IndrajeetPatil avatar Jun 16 '21 08:06 IndrajeetPatil

The reprex no longer works. Any updates on this issue to reproduce the error?

library(magrittr)
library(tidymodels)
#> Registered S3 method overwritten by 'tune':
#>   method                   from   
#>   required_pkgs.model_spec parsnip
library(performance)
#> 
#> Attaching package: 'performance'
#> The following objects are masked from 'package:yardstick':
#> 
#>     mae, rmse

data(two_class_dat)

glm_spec <- logistic_reg() %>%
  set_engine("glmnet")

norm_rec <- recipe(Class ~ A + B, data = two_class_dat) %>%
  step_normalize(all_predictors())

glm_fit <- workflow() %>%
  add_recipe(norm_rec) %>%
  add_model(glm_spec) %>%
  fit(two_class_dat) %>%
  pull_workflow_fit()
#> Warning: `pull_workflow_fit()` was deprecated in workflows 0.2.3.
#> Please use `extract_fit_parsnip()` instead.
#> Error in `.check_glmnet_penalty_fit()`:
#> ! For the glmnet engine, `penalty` must be a single number (or a value of `tune()`).
#> * There are 0 values for `penalty`.
#> * To try multiple values for total regularization, use the tune package.
#> * To predict multiple penalties, use `multi_predict()`

Created on 2022-03-02 by the reprex package (v2.0.1)
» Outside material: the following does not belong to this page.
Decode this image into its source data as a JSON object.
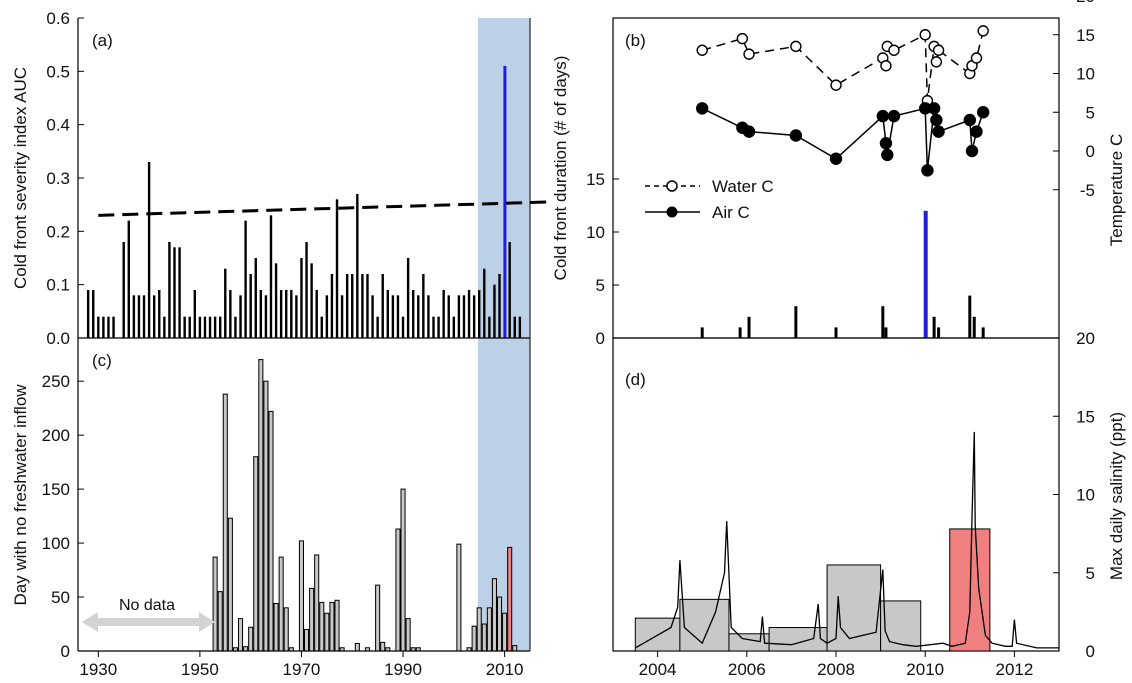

strengejacke avatar Mar 02 '22 10:03 strengejacke

Here is an updated reprex reflecting the changes in tidymodels πŸ˜ƒ

library(magrittr)
library(tidymodels)
#> Registered S3 method overwritten by 'tune':
#>   method                   from   
#>   required_pkgs.model_spec parsnip
library(performance)
#> 
#> Attaching package: 'performance'
#> The following objects are masked from 'package:yardstick':
#> 
#>     mae, rmse

data(two_class_dat)

glm_spec <- logistic_reg(penalty = 1) %>%
  set_engine("glmnet")

norm_rec <- recipe(Class ~ A + B, data = two_class_dat) %>%
  step_normalize(all_predictors())

glm_fit <- workflow() %>%
  add_recipe(norm_rec) %>%
  add_model(glm_spec) %>%
  fit(two_class_dat) %>%
  extract_fit_parsnip()

performance::check_model(glm_fit)
#> Error: $ operator is invalid for atomic vectors

Created on 2022-03-02 by the reprex package (v2.0.1)

EmilHvitfeldt avatar Mar 02 '22 17:03 EmilHvitfeldt

Hello, this issue comes from these lines in insight:::model_info.default() which are called by performance::check_model:

https://github.com/easystats/insight/blob/e104d8a95c59c7092b5712e29da0118b05ced215/R/model_info.R#L116-L124

This is because stats::family() apparently returns less info than with other objects:

> class(glm_fit$fit)
[1] "lognet" "glmnet"

> stats::family(glm_fit$fit)
    lognet 
"binomial" 

Compared to lme4::lmer objects for example:

library(lme4)
#> Le chargement a nΓ©cessitΓ© le package : Matrix
m <- lmer(Reaction ~ Days + (Days | Subject), sleepstudy)
stats::family(m)
#> 
#> Family: gaussian 
#> Link function: identity

Created on 2022-05-20 by the reprex package (v2.0.1)

However, I don't know what should be the arguments of .make_family() for this kind of objects so I can't fix this.

etiennebacher avatar May 20 '22 14:05 etiennebacher